Unlike atakpame (coursed earth technique of building), wattle-and-daub structures can be built quickly. The structure has a frame of horizontal and vertical poles, into which molded earthen balls are pressed to create walls. Whereas atakpame must be allowed to dry thoroughly before the next course is added, the "wattle" framing allows the "daub" to be placed and the walls completed without waiting for lower levels to dry. Ahenkro, December, 1982.
Creative Commons Attribution-NonCommercial
University of Victoria Libraries
Thatched roofs; Wattle and daub; Building, Clay; Housing
Houses along the main street of Wewa. Doorways lead to interior courtyards of these compounds. Walls are made primarily using an atakpame (coursed earth) technique, though the pillared verandah wall (far right) was made with sun-dried bricks. Part of the roof of the near compound has recently been re-thatched. The streets and houses are kept clear of grass and other plants. Wewa, December, 1982.
The walls of an atakpame (coursed-earth) structure drying before the next course of earthen building material is added. Behind, to the left, a block constructed building in progress and houses with metal roofs. Dompofie, September, 1982.

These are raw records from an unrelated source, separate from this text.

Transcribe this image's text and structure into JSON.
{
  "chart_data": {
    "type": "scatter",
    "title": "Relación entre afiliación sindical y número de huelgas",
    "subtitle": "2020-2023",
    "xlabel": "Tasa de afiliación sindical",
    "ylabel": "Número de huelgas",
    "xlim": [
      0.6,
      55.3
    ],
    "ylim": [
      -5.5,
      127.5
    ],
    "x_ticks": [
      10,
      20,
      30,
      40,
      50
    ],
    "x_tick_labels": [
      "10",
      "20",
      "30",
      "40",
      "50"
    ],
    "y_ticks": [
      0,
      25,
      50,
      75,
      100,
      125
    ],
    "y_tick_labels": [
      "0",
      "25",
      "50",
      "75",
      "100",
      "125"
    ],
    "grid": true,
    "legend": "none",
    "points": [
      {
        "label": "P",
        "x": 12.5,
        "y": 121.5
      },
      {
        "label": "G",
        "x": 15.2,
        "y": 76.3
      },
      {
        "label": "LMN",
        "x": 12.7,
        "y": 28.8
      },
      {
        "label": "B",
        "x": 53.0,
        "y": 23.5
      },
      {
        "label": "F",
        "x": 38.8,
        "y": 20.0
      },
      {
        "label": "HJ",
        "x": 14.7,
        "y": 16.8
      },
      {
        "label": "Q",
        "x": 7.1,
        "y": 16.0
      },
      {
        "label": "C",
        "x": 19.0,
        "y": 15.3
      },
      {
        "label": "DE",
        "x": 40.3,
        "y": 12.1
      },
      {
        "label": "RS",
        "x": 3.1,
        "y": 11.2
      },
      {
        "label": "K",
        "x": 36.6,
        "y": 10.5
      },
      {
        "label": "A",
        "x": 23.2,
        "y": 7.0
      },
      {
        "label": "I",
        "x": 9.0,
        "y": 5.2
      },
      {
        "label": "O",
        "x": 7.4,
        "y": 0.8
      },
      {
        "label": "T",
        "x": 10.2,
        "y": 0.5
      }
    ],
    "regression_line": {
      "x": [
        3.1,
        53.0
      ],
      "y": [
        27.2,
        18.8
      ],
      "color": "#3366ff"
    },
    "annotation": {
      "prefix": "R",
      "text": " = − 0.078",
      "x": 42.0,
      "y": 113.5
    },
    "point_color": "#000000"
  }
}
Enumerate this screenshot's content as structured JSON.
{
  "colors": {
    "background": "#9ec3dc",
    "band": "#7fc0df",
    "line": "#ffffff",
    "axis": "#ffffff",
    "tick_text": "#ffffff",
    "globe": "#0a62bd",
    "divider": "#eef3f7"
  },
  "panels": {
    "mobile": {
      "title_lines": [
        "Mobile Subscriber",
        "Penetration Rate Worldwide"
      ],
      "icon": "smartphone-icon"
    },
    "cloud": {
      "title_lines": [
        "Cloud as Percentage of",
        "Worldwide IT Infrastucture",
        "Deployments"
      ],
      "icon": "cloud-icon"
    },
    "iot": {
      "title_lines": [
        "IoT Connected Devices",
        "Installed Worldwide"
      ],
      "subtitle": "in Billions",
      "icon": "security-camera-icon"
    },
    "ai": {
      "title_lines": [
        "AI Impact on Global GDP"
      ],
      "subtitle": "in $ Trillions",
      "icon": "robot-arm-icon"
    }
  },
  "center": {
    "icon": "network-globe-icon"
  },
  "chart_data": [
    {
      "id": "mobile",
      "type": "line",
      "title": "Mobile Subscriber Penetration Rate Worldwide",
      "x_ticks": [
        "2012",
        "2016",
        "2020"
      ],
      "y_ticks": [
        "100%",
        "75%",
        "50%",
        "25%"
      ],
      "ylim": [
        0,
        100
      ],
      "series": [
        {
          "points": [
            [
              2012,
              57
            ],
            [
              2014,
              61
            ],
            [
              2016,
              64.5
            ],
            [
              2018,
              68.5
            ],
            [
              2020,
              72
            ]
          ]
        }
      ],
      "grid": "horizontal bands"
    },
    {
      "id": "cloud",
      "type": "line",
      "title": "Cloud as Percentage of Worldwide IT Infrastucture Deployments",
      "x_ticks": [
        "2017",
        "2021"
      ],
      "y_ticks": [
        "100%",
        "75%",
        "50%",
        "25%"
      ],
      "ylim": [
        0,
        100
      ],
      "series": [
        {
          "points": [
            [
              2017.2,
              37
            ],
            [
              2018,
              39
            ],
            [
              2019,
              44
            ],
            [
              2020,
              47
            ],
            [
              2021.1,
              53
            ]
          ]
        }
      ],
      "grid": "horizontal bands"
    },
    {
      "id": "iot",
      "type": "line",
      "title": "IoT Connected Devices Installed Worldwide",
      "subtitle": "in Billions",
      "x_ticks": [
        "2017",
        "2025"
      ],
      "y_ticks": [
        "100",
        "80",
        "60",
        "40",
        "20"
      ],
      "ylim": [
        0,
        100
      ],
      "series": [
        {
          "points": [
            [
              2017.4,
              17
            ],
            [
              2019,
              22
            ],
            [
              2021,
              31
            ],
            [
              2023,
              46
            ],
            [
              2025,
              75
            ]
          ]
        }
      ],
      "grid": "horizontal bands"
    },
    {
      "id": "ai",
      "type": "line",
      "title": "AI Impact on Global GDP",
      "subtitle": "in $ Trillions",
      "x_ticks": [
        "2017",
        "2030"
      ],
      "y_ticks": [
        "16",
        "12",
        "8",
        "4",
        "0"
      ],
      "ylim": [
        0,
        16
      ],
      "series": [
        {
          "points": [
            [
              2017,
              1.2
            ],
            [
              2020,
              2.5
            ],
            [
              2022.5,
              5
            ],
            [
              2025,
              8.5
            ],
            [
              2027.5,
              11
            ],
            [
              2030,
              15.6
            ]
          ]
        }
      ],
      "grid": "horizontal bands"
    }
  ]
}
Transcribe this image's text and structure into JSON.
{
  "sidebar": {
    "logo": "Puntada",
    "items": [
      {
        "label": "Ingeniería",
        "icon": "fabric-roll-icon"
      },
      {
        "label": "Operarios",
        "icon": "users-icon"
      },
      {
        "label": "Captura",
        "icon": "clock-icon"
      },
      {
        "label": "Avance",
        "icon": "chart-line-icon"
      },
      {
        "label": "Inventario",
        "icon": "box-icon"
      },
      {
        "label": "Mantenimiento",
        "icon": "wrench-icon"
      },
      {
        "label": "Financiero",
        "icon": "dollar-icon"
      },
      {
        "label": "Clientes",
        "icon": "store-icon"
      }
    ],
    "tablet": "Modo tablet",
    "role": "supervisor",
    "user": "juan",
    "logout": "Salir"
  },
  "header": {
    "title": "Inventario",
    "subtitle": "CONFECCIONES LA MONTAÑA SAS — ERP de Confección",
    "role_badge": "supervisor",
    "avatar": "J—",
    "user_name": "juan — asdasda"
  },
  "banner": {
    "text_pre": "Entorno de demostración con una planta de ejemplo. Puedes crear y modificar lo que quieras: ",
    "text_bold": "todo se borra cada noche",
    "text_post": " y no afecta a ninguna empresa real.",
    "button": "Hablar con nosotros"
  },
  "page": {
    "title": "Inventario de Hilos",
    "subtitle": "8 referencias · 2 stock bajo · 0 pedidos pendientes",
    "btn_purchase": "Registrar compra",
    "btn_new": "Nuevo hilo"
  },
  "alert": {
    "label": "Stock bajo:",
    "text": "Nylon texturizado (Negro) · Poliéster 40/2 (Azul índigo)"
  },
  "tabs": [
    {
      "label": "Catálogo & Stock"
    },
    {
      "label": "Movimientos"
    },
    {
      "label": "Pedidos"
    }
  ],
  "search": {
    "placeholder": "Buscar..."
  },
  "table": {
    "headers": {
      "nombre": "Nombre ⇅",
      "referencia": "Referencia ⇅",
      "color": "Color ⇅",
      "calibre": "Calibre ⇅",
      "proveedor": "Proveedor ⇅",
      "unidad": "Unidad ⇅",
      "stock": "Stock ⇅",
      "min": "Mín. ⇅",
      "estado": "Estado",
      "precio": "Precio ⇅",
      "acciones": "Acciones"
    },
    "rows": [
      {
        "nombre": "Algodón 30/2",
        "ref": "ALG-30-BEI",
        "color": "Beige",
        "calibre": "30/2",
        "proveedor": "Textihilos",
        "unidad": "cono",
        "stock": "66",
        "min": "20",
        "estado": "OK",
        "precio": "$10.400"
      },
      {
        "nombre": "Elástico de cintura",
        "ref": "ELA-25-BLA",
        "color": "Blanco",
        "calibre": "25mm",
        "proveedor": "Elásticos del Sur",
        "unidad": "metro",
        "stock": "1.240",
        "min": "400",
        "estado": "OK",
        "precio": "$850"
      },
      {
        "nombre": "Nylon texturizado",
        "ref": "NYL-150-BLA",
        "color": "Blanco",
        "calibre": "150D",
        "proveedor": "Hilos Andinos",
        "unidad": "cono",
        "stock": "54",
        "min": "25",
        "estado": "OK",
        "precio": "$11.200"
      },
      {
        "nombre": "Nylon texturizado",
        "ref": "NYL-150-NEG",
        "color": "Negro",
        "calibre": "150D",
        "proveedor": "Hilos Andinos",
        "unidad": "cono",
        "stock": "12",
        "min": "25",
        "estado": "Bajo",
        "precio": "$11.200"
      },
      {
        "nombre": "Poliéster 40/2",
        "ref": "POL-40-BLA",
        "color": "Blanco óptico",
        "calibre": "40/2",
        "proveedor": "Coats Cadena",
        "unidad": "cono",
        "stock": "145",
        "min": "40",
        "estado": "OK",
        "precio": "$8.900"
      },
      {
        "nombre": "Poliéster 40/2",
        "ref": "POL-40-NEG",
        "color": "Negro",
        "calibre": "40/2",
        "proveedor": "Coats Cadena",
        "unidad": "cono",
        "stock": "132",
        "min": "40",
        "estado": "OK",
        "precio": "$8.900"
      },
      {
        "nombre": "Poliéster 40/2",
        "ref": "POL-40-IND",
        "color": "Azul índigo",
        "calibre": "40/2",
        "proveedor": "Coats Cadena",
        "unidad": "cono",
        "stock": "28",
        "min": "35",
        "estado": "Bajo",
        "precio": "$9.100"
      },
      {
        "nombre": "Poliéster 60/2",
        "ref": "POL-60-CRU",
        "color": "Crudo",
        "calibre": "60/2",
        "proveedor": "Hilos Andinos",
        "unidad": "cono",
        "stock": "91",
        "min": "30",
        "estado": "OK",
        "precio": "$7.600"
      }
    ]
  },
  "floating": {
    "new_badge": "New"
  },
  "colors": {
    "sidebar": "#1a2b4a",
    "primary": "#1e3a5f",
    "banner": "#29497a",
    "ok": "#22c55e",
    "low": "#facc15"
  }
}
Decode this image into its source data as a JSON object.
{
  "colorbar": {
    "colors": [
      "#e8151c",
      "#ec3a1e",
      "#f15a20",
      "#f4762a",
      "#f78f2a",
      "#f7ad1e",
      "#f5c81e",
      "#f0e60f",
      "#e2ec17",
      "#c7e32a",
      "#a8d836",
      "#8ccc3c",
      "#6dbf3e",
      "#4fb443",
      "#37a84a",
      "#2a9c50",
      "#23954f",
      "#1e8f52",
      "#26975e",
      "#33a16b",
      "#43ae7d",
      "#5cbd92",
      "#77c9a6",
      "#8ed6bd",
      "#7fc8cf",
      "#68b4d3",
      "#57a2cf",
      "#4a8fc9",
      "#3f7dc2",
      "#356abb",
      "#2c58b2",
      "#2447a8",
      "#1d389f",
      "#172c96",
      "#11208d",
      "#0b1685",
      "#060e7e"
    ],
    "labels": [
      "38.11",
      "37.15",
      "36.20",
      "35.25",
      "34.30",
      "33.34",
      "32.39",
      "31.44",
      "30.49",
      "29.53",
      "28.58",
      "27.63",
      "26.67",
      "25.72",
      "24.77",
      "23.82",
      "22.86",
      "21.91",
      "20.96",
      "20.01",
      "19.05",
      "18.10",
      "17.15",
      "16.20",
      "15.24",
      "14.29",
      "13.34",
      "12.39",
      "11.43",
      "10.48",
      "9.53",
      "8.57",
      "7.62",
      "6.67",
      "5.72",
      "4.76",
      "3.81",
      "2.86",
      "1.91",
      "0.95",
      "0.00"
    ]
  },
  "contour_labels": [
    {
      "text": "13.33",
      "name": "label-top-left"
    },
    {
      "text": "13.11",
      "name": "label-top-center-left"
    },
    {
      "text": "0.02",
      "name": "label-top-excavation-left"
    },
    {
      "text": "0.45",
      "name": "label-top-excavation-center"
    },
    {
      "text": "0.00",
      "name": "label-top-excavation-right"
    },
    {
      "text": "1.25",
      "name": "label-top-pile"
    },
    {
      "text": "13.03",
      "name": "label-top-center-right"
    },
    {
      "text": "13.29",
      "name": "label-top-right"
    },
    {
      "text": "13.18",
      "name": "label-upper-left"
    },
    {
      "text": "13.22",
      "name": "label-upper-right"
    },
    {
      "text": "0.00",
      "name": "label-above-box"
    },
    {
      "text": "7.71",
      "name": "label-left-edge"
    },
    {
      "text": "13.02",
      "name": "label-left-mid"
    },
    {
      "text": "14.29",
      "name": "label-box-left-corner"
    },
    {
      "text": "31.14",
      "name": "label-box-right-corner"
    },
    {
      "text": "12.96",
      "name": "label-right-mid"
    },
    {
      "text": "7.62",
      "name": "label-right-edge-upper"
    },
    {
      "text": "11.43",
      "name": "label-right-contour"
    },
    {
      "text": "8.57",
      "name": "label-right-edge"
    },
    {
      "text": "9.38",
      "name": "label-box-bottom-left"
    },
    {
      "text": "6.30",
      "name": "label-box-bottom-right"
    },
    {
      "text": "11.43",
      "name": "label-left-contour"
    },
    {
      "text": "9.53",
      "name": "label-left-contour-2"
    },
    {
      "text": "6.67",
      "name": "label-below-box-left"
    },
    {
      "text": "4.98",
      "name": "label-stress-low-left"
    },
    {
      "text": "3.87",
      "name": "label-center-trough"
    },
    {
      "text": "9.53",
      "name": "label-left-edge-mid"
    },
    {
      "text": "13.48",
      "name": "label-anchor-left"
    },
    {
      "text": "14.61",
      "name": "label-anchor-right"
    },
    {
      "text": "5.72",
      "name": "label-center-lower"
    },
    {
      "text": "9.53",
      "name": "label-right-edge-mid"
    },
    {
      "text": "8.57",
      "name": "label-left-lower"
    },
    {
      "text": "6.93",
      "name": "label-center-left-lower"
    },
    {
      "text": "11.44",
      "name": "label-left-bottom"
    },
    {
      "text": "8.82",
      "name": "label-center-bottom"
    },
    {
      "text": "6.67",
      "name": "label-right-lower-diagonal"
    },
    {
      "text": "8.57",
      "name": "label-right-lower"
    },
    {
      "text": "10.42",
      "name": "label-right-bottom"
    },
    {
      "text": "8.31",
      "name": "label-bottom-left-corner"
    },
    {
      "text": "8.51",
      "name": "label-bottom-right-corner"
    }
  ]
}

A skilled builder (Akwasi Nyua Tonyaa) places atakpame balls on the previously laid and dried course of earthen wall. He carefully molds the moist earthen ball to the dry course to ensure a strong wall. Dompofie, September, 1982.
Hunters (bͻfͻ; pl. bͻfͻͻlͻ in Nafaanra) with firearms, Fawoman, August, 1982. In times past, "bush" meat was important to local life. Archaeological evidence shows that people relied on a wide range of wild animals--from grasscutters to large carnivores--as sources of meat and valued materials like skins. From 1971 hunting was banned within the newly established Bui National Park (a Wildlife Protected Area covering more than 1800 km2). From 1989, Ghana's Wildlife Conservation (Amendment) Regulations (L. I. 1452) banned unlicensed hunting outside of park lands. Oral histories describe hunters as individuals whose knowledge of the land was important to communities as they sought to establish settlements in new areas. Fawoman, September, 1982.
Family members work together at farm to process calabash (gourd; chrԑ in Nafaanra) grown as both a cash crop and a source of household objects and its seeds as a soup ingredient. The men use large knives to split the calabash, after which they will remove its pulpy center and scrape its interior walls. Pictured here are (left to right) Maa Afia (girl), Ama Bosin (woman), O. K. Kwabena Krah, Nduo Wulo Kwadwo and Joshua Tandor. Farm on the outskirts of Banda-Ahenkro, August, 1982.
Joshua Tandor uses a metal blade and a mallet to split a calabash (chrԑ in Nafaanra) in half. The pulp and seeds are removed and the calabash walls scraped clean before being set aside to dry. The resulting calabash bowls (chrԑgbͻͻ) are sold at market while the seeds are a prized soup ingredient (fnumu). Farmstead on the outskirts of Banda-Ahenkro, August, 1982.
A spindle (gԑndԑ in Nafaanra) and a spindle whorl (gԑndԑ kaan in Nafaanra) used to make cotton thread. A black camera lens cap shows scale. For much of the 20th century, spinning was a routine activity for women. Some of the spun cotton thread was dyed blue. The blue thread was woven together with white thread to make durable strip-woven cloths that were highly valued. The rounded spindle whorl is made from fired clay and painted with white and red designs. The spindle whorl's decoration inspired the Nafaanra proverb: "Chlͻ were nyu na gԑndԑ yi" (The woman is as beautiful as the spindle whorl." Archaeologists have found spindle whorls on Banda-area archaeological sites dating to the late 18th and early 19th century. Before that time it seems that spinning cotton was not a routine household activity and that cloth was made in market centers. The spindle whorl is laying on a courtyard floor, with an eroding plaster layer visible in the background. Gbao, September, 1982.
A potter uses a maize cob (bledjukaan in Nafaanra) to smooth the surface of clay jar body that she is molding by a draw-and-drag (direct pull) technique. Beginning with a lump of moist clay, she has drawn the clay upward and outward, thinning the walls as she works. Here she moves clockwise around the stump that holds the palette (kpankpa in Nafaanra) on which the jar is being formed as she draws the maize cob up, pulling it towards her body. Bondakile, October, 1982.
A standing potter molds the body of a clay jar using a draw-and-drag (direct pull) technique. Here she uses a flat metal spatula to smooth the now-formed jar's exterior surface. She places the edge of her tool at the neck and makes downward strokes to create a smooth surface on the moist clay. As she works, she moves around the stump that supports the palette (kpankpa in Nafaanra) on which the jar is being formed. Bondakile, October, 1982.